Düzenin Çok Yönlü Sesi: Medya
Refah Partisi ile medya arasında uzun yıllar öncesine uzanan çatışma, Adalet Bakanı Şevket Kazan'ın hazırladığı tasarı ile tam bir savaşa dönüştü. Özel TV kanallarının da kurulmasıyla, son yıllarda belirleyici bir güç odağı haline gelen medyanın mevcut konumunu sarsmaya yönelik olarak hazırlanan bu tasarıya karşı tepkiler, sadece medya ile sınırlı kalmadı, medyanın yönlendirmesiyle geniş bir cepheye yayıldı. Öyle ki medya ile arası hiçbir zaman iyi olmamış ve muhtemelen gelecekte de iyi olamayacak olan RP, bu tasarısına koalisyon ortağı DYP'den dahi yeterli desteği sağlayamadı.

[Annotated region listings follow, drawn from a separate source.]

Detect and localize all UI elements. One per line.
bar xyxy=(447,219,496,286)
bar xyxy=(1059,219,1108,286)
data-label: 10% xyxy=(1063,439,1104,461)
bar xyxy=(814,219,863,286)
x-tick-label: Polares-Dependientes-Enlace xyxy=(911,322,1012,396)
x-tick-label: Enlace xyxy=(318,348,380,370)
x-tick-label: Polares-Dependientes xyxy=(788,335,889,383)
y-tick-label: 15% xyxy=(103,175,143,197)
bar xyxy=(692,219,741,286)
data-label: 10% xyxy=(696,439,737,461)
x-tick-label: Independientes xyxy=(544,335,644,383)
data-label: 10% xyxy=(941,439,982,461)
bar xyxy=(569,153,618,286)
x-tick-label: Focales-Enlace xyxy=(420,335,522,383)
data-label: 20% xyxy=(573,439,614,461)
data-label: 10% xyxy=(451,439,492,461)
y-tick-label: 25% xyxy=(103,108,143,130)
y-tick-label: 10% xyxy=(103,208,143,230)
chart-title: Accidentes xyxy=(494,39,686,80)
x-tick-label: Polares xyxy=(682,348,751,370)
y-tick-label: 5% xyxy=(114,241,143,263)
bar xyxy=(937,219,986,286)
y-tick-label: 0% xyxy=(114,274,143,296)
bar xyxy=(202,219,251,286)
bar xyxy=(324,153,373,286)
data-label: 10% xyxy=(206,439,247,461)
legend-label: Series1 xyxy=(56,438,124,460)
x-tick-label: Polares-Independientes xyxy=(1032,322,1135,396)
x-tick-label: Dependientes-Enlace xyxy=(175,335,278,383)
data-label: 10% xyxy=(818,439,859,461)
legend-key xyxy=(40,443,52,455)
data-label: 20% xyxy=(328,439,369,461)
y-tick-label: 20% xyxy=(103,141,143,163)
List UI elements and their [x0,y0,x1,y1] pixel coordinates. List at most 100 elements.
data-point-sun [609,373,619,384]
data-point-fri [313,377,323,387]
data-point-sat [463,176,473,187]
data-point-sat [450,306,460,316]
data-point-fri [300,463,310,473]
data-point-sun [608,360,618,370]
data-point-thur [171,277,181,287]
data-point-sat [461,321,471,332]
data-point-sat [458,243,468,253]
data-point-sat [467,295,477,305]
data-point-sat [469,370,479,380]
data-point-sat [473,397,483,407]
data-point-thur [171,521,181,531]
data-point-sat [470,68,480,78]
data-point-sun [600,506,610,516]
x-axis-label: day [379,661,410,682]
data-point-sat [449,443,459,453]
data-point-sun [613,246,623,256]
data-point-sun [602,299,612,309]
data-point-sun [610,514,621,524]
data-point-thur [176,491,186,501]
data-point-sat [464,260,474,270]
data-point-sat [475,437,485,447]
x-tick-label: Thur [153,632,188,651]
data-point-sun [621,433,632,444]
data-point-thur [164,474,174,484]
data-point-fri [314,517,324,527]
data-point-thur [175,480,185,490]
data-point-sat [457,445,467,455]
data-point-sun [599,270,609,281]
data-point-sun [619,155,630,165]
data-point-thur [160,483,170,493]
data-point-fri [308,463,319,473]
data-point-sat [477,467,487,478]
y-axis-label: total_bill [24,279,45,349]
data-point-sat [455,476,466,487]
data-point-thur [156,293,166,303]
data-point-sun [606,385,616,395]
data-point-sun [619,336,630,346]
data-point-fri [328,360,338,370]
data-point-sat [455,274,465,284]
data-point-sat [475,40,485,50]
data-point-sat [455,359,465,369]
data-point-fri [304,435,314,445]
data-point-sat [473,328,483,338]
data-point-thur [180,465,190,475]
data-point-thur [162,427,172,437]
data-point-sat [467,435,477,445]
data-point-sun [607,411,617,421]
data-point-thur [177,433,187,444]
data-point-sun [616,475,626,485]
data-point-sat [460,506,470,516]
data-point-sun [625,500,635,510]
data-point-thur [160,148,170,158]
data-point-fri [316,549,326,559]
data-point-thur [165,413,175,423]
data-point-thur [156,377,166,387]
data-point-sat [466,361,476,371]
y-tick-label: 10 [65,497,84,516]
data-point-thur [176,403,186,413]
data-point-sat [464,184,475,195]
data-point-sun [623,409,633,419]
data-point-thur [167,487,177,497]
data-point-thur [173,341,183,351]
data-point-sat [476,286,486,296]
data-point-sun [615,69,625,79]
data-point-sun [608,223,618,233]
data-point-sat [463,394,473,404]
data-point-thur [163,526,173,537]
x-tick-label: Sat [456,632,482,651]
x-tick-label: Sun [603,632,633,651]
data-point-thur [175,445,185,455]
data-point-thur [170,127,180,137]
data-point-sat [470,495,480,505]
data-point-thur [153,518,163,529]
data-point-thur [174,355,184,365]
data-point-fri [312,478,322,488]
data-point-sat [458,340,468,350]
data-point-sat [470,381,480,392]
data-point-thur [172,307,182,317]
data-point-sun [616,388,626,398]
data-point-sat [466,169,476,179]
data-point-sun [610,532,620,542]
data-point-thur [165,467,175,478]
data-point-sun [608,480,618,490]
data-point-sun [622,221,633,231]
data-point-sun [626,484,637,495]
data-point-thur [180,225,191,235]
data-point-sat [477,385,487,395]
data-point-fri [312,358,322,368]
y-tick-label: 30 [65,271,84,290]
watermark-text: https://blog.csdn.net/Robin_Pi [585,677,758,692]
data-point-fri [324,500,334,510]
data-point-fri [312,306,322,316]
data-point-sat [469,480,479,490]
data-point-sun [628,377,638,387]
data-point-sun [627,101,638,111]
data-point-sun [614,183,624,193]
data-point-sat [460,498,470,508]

Medya patronlarının iktidar (hükümet değil) ve iktidar organları üzerinde ağırlıklı bir yerinin olması elbette bu durumun ortaya çıkışında belirleyici bir faktör oldu. Holding medyasının kopardığı yaygara korosunda güç odaklarının tümü yerini aldı. Bu arada medya "hükümet iki güce savaş açtı: Ordu ve medya" gibi düzeysiz kışkırtma ve yaltaklanmalara başvurma yanında, bol bol Menderes, 27 Mayıs hatırlatmaları ile sopa göstermekten de geri kalmadı.
Bununla birlikte RP'nin tasarısının güdük kalmasını, sadece holding medyasının "doğal nedenlerle yürüttüğü kampanyaya bağlamak doğru olmaz. Gerek zamanlama, gerekse de içerik açısından bu tasarının tutarsızlığının da altı çizilmeli. Ülkede Susurluk olayı gibi, devletin tam anlamıyla faka bastığı bir ortam yaşanıyor. Hükümet(in büyük ortağı RP) ise bu konunun üstüne gidip devletin kirli işleyişini açığa çıkartmaya çalışmak yerine, üç maymunları oynuyor; duymuyor, görmüyor, konuşmuyor. Üstüne üstlük böylesine hassas bir konjonktürde sözde bu konuyu eşeliyor görüntüsüyle kamuoyunda puan toplayan medyayı hedef alan bir hamleye girişiyor. Adeta düzenin tetikçiliği rolüne soyunulmuş. Tam bir zamanlama felaketi! RP'nin tasarısının zamanlama açısından ne kadar ciddi ve bağışlanamaz bir hata olduğu ortada. Ama tasarının olumsuzluğu zamanlama sorunundan ibaret de değil.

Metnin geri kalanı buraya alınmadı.